Críticas à medida provisória que proíbe os bingos no Brasil. Apelo ao governo de Luiz Inácio Lula da Silva para que assuma uma posição clara em favor da flexibilização das regras do FMI.

Autor
Alvaro Dias (PSDB - Partido da Social Democracia Brasileira/PR)
Nome completo: Alvaro Fernandes Dias
Casa
Senado Federal
Tipo
Discurso
Resumo por assunto
JOGO DE AZAR. GOVERNO FEDERAL, ATUAÇÃO. DIVIDA PUBLICA.:
  • Críticas à medida provisória que proíbe os bingos no Brasil. Apelo ao governo de Luiz Inácio Lula da Silva para que assuma uma posição clara em favor da flexibilização das regras do FMI.
Aparteantes
José Jorge.
Publicação
Publicação no DSF de 05/03/2004 - Página 5690
Assunto
Outros > JOGO DE AZAR. GOVERNO FEDERAL, ATUAÇÃO. DIVIDA PUBLICA.
Indexação
  • PROTESTO, MEDIDA PROVISORIA (MPV), GOVERNO FEDERAL, EXTINÇÃO, BINGO, ALEGAÇÕES, DENUNCIA, ATO ILICITO, LAVAGEM DE DINHEIRO, JOGO DE AZAR, AUSENCIA, COMPROVAÇÃO, INVESTIGAÇÃO.
  • DEFESA, INSTALAÇÃO, COMISSÃO PARLAMENTAR DE INQUERITO (CPI), INVESTIGAÇÃO, DENUNCIA, CORRUPÇÃO, BINGO, OBJETIVO, COMPROVAÇÃO, IDONEIDADE, EMPRESARIO, SUSPEIÇÃO, IRREGULARIDADE, ATUAÇÃO, POLITICO, RECOLHIMENTO, RECURSOS, CAMPANHA ELEITORAL.
  • CRITICA, ALEGAÇÕES, OBSTACULO, COMISSÃO PARLAMENTAR DE INQUERITO (CPI), DESEQUILIBRIO, ECONOMIA, POLITICA NACIONAL.
  • ANALISE, RECESSÃO, ECONOMIA NACIONAL, INCOMPETENCIA, GOVERNO FEDERAL, CONTRADIÇÃO, PARTIDO POLITICO, PARTIDO DOS TRABALHADORES (PT), OBEDIENCIA, FUNDO MONETARIO INTERNACIONAL (FMI), SOLICITAÇÃO, PRESIDENTE DA REPUBLICA, REVISÃO, POLITICA, RENEGOCIAÇÃO, DIVIDA EXTERNA, PRIORIDADE, CRESCIMENTO ECONOMICO.
  • DEFESA, APOIO, PAIS ESTRANGEIRO, ARGENTINA, NEGOCIAÇÃO, DIVIDA, FUNDO MONETARIO INTERNACIONAL (FMI), EXIGENCIA, ALTERAÇÃO, NORMAS, LOBBY, FAVORECIMENTO, BRASIL.
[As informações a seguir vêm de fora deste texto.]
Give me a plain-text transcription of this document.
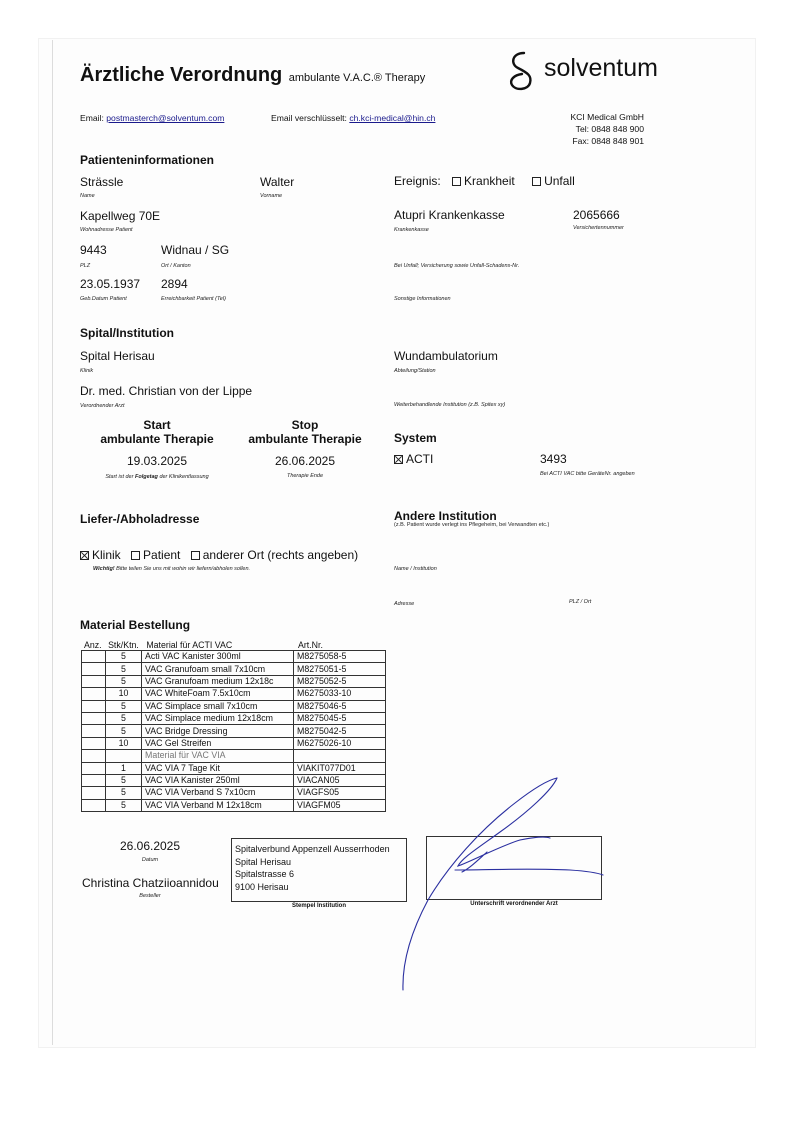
Ärztliche Verordnung ambulante V.A.C.® Therapy	solventum
Email: postmasterch@solventum.com	Email verschlüsselt: ch.kci-medical@hin.ch	KCI Medical GmbH
Tel: 0848 848 900
Fax: 0848 848 901
Patienteninformationen
Strässle
Name
Walter
Vorname
Kapellweg 70E
Wohnadresse Patient
9443
PLZ
Widnau / SG
Ort / Kanton
23.05.1937
Geb.Datum Patient
2894
Erreichbarkeit Patient (Tel)
Ereignis: Krankheit Unfall
Atupri Krankenkasse
Krankenkasse
2065666
Versichertennummer
Bei Unfall; Versicherung sowie Unfall-Schadens-Nr.
Sonstige Informationen
Spital/Institution
Spital Herisau
Klinik
Wundambulatorium
Abteilung/Station
Dr. med. Christian von der Lippe
Verordnender Arzt	Weiterbehandlende Institution (z.B. Spitex xy)
Start
ambulante Therapie
19.03.2025
Start ist der Folgetag der Klinikentlassung
Stop
ambulante Therapie
26.06.2025
Therapie Ende
System
ACTI	3493
Bei ACTI VAC bitte GeräteNr. angeben
Liefer-/Abholadresse
Klinik Patient anderer Ort (rechts angeben)
Wichtig! Bitte teilen Sie uns mit wohin wir liefern/abholen sollen.
Andere Institution
(z.B. Patient wurde verlegt ins Pflegeheim, bei Verwandten etc.)
Name / Institution
Adresse	PLZ / Ort
Material Bestellung
Anz. Stk/Ktn. Material für ACTI VAC	Art.Nr.
	5	Acti VAC Kanister 300ml	M8275058-5
	5	VAC Granufoam small 7x10cm	M8275051-5
	5	VAC Granufoam medium 12x18c	M8275052-5
	10	VAC WhiteFoam 7.5x10cm	M6275033-10
	5	VAC Simplace small 7x10cm	M8275046-5
	5	VAC Simplace medium 12x18cm	M8275045-5
	5	VAC Bridge Dressing	M8275042-5
	10	VAC Gel Streifen	M6275026-10
		Material für VAC VIA	
	1	VAC VIA 7 Tage Kit	VIAKIT077D01
	5	VAC VIA Kanister 250ml	VIACAN05
	5	VAC VIA Verband S 7x10cm	VIAGFS05
	5	VAC VIA Verband M 12x18cm	VIAGFM05
26.06.2025
Datum
Christina Chatziioannidou
Besteller
Spitalverbund Appenzell Ausserrhoden
Spital Herisau
Spitalstrasse 6
9100 Herisau
Stempel Institution	Unterschrift verordnender Arzt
O SR. ALVARO DIAS (PSDB - PR. Pronuncia o seguinte discurso. Sem revisão do orador.) - Sr. Presidente, Srs. Senadores, o Governo, alegando prática de ilícitos em algumas empresas de bingo do País, edita medida provisória para extingui-las. A CPI do Banestado revelou a existência de evasão de divisas, de lavagem de dinheiro e prática de outros ilícitos por meio das instituições financeiras do nosso País. Pergunto: o Governo vai editar uma medida provisória acabando com os bancos no Brasil? Essa é a pergunta que se impõe neste momento.
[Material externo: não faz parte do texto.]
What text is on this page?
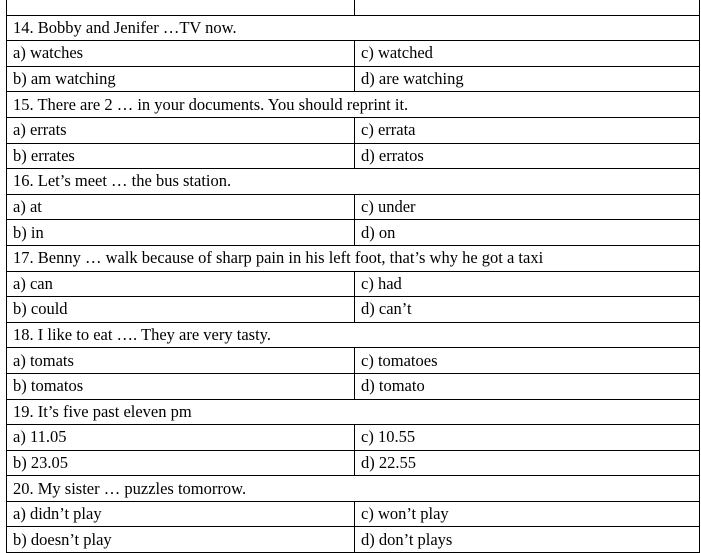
14. Bobby and Jenifer …TV now.	
a) watches	c) watched
b) am watching	d) are watching
15. There are 2 … in your documents. You should reprint it.	
a) errats	c) errata
b) errates	d) erratos
16. Let’s meet … the bus station.	
a) at	c) under
b) in	d) on
17. Benny … walk because of sharp pain in his left foot, that’s why he got a taxi	
a) can	c) had
b) could	d) can’t
18. I like to eat …. They are very tasty.	
a) tomats	c) tomatoes
b) tomatos	d) tomato
19. It’s five past eleven pm	
a) 11.05	c) 10.55
b) 23.05	d) 22.55
20. My sister … puzzles tomorrow.	
a) didn’t play	c) won’t play
b) doesn’t play	d) don’t plays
Relativamente aos bingos, fala-se na hipótese de lavagem de dinheiro. Até hoje, nenhuma autoridade pública apresentou provas para que todos possamos acreditar na veracidade dessa denúncia.

O Coaf, ao contrário, em depoimento da Srª Adrienne Senna na CPI do Futebol afirmou que ao investigar cerca de 25 denúncias de lavagem de dinheiro por meio dos bingos não constatou a veracidade do fato.

Mas é bom dizer, os empresários do bingo no País desejam a instalação da CPI dos Bingos. É claro, é possível que exceções à regra existam. É possível que alguns empresários de bingos estejam praticando ilícitos e devam ser condenados. Mas a maior parte daqueles que operam bingos no País hoje desejam a instalação da CPI dos Bingos. Por quê? Porque estão cansados do achaque. Na verdade, a CPI dos Bingos vai investigar políticos que achacam empresários do bingo na arrecadação de recursos para as suas campanhas eleitorais. Até mesmo políticos bravateiros, aqueles que assumem o poder e fecham bingos, recolheram recursos de empresas de bingo para sua campanha eleitoral.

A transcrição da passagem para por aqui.